Kerndoel 3 – De rol van de media

Selectieprocessen nieuwsvoorziening

Uitleggen dat de nieuwsvoorziening in de media het resultaat is van selectieprocessen.

Het nieuws wat in de media komt wordt geselecteerd (gekozen). Er zijn meerdere momenten waarop een keuze wordt gemaakt:

1. Selectief gebruik van bronnen
Op basis van de selectieve perceptie van de journalist.

2. Selectie om bericht op te nemen
Op basis van onder andere de nieuwswaarde en de identiteit van het medium (zie kerndoel 4 voor alle nieuwsselectiecriteria).
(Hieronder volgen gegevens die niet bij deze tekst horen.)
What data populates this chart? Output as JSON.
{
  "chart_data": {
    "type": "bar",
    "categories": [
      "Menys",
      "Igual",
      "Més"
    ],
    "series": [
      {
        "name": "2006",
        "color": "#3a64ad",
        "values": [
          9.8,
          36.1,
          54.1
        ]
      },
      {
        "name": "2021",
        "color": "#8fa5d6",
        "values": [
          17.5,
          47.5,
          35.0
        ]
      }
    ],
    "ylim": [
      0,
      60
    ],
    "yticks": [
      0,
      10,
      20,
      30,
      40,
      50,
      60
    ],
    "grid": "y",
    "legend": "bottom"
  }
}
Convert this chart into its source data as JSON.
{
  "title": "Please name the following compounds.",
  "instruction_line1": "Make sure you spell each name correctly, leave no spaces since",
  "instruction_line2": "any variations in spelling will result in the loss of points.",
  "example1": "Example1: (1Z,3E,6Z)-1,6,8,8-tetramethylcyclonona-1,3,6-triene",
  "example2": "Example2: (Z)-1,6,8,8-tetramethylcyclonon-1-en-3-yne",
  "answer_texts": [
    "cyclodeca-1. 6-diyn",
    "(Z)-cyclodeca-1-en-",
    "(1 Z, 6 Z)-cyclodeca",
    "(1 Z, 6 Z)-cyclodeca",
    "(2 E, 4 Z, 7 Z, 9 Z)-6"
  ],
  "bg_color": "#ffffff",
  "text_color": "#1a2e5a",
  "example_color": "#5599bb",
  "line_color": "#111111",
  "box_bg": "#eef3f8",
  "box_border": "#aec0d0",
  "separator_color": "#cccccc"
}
De redactie bepaalt wat er wel/niet in het nieuws komt.

3. Selectie bij de presentatie van het nieuws: hoe presenteren we het?
Op basis van het referentiekader van de journalist en de identiteit van het medium.
De eindredacteur bepaalt uiteindelijk en we in het nieuws komt en hoe dit wordt gepresenteerd.

De keuzes worden dus in verschillende stappen genomen: journalisten redactie  eindredacteur.

Nieuwsselectiecriteria

(Her)Kennen welke criteria een rol spelen bij het selecteren van nieuws.

Niet voor alle maatschappelijke vraagstukken is media aandacht, de media selecteert dit: al het nieuws dat je ziet heeft verschillende selectieprocessen doorlopen. Dit moet omdat media beperkte ruimte of zendtijd hebben: niet alles kan getoond worden.

Bij de selectie van nieuws/ informatie spelen bewust of onbewust de volgende criteria een rol:

Nieuwsselectiecriteria:

eigen waarden en normen van de journalisten
actualiteit
uitzonderlijkheid
de nabijheid (hoe dichtbij voelt het?)
de doelgroep (wat wilt de doelgroep van het medium graag zien, lezen of horen)
commerciële belangen (levert het geld op)
de belangstelling van (een groot)/ het publiek
identiteit/ doelstelling van het medium (wat voor nieuws past bij ons?)

Deze selectie kan tot gevolg hebben dat er onder het publiek een bepaalde (onjuiste) beeldvorming ontstaat.

Extra toelichting eigen waarden en normen van de journalist
Bij het tot stand komen van nieuws en andere mediaboodschappen spelen selectieve perceptie en het referentiekader van journalisten een rol:

Selectieve perceptie: mensen nemen niet alles waar en wat ze waarnemen, vaak gekleurd; ze stellen zich niet voor alle informatie open, maar kiezen/ selecteren.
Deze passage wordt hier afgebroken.